Dr. Koontz received a Ph.D. in Zoology in 1984 from the University of Maryland. Over the course of his career, Dr. Koontz has worked at the Wildlife Conservation Society, Wildlife Trust (now called “EcoHealth Alliance”) and, most recently, the Woodland Park Zoo, where he served as Vice President of Field Conservation. These positions took him around the world, overseeing and consulting on conservation projects in Latin America, Africa and Asia. Dr. Koontz is perhaps best known among field conservationists for co-leading a team of scientists, veterinarians, and park managers, who from 1991-1997 successfully reintroduced howler monkeys into the Cockscomb Basin Wildlife Sanctuary, Belize.

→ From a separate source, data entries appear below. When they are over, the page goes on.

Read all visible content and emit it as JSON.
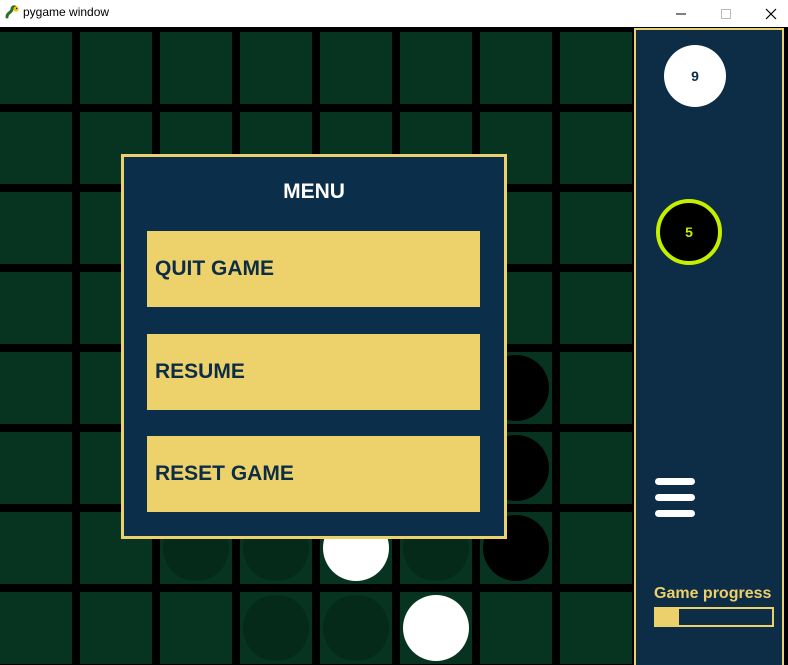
{
  "window": {
    "title": "pygame window",
    "icon": "pygame-snake-icon",
    "controls": [
      "minimize-icon",
      "maximize-icon",
      "close-icon"
    ]
  },
  "board": {
    "rows": 8,
    "cols": 8,
    "colors": {
      "cell": "#073421",
      "grid": "#000000",
      "ghost": "#052a1a"
    },
    "pieces": [
      {
        "row": 4,
        "col": 6,
        "color": "black"
      },
      {
        "row": 5,
        "col": 6,
        "color": "black"
      },
      {
        "row": 6,
        "col": 2,
        "color": "ghost"
      },
      {
        "row": 6,
        "col": 3,
        "color": "ghost"
      },
      {
        "row": 6,
        "col": 4,
        "color": "white"
      },
      {
        "row": 6,
        "col": 5,
        "color": "ghost"
      },
      {
        "row": 6,
        "col": 6,
        "color": "black"
      },
      {
        "row": 7,
        "col": 3,
        "color": "ghost"
      },
      {
        "row": 7,
        "col": 4,
        "color": "ghost"
      },
      {
        "row": 7,
        "col": 5,
        "color": "white"
      }
    ]
  },
  "sidebar": {
    "white_score": "9",
    "black_score": "5",
    "menu_icon": "hamburger-menu-icon",
    "progress_label": "Game progress",
    "progress_fraction": 0.2
  },
  "menu": {
    "title": "MENU",
    "quit_label": "QUIT GAME",
    "resume_label": "RESUME",
    "reset_label": "RESET GAME"
  },
  "colors": {
    "accent": "#ebd06b",
    "panel": "#0d2d46",
    "active_highlight": "#c4f000"
  }
}
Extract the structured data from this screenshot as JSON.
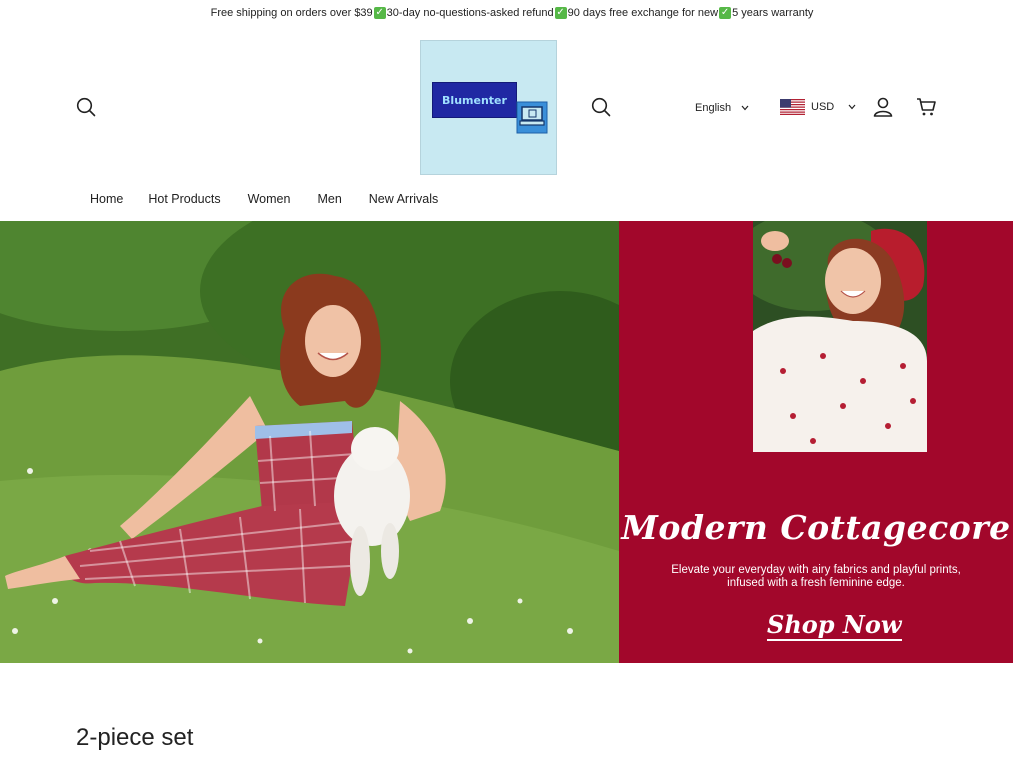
{
  "announcement": {
    "part1": "Free shipping on orders over $39",
    "part2": "30-day no-questions-asked refund",
    "part3": "90 days free exchange for new",
    "part4": "5 years warranty",
    "check_glyph": "✓"
  },
  "header": {
    "logo_text": "Blumenter",
    "language": "English",
    "currency": "USD",
    "icons": [
      "search-icon",
      "search-icon",
      "account-icon",
      "cart-icon",
      "chevron-down-icon",
      "us-flag-icon"
    ]
  },
  "nav": {
    "items": [
      "Home",
      "Hot Products",
      "Women",
      "Men",
      "New Arrivals"
    ]
  },
  "hero": {
    "title": "Modern Cottagecore",
    "subtitle_line1": "Elevate your everyday with airy fabrics and playful prints,",
    "subtitle_line2": "infused with a fresh feminine edge.",
    "cta": "Shop Now"
  },
  "section": {
    "title": "2-piece set"
  },
  "colors": {
    "hero_panel": "#a2072b",
    "logo_bg": "#c8e9f2",
    "logo_plate": "#2028a3",
    "check": "#56b847"
  }
}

Dr. Koontz was also on the adjunct faculty at Columbia University for ten years, and served at the same time on the Executive Management Committee for Columbia’s Center for Environmental Research and Conservation.

Dr. Koontz has published more than 50 articles for scientific and lay audiences. He is a sought-after speaker on nature conservation and animal behavior, having delivered hundreds of public lectures. Dr. Koontz has been interviewed by numerous television and radio stations, and has served on professional committees for the World Conservation Union (IUCN), NASA, New York State, Washington State, and others.

In February 2017, Dr. Koontz retired after 35 years working in the wildlife conservation profession. He lives in Duvall, Washington, with his wife, Dr. Wendy Westrom, a veterinarian.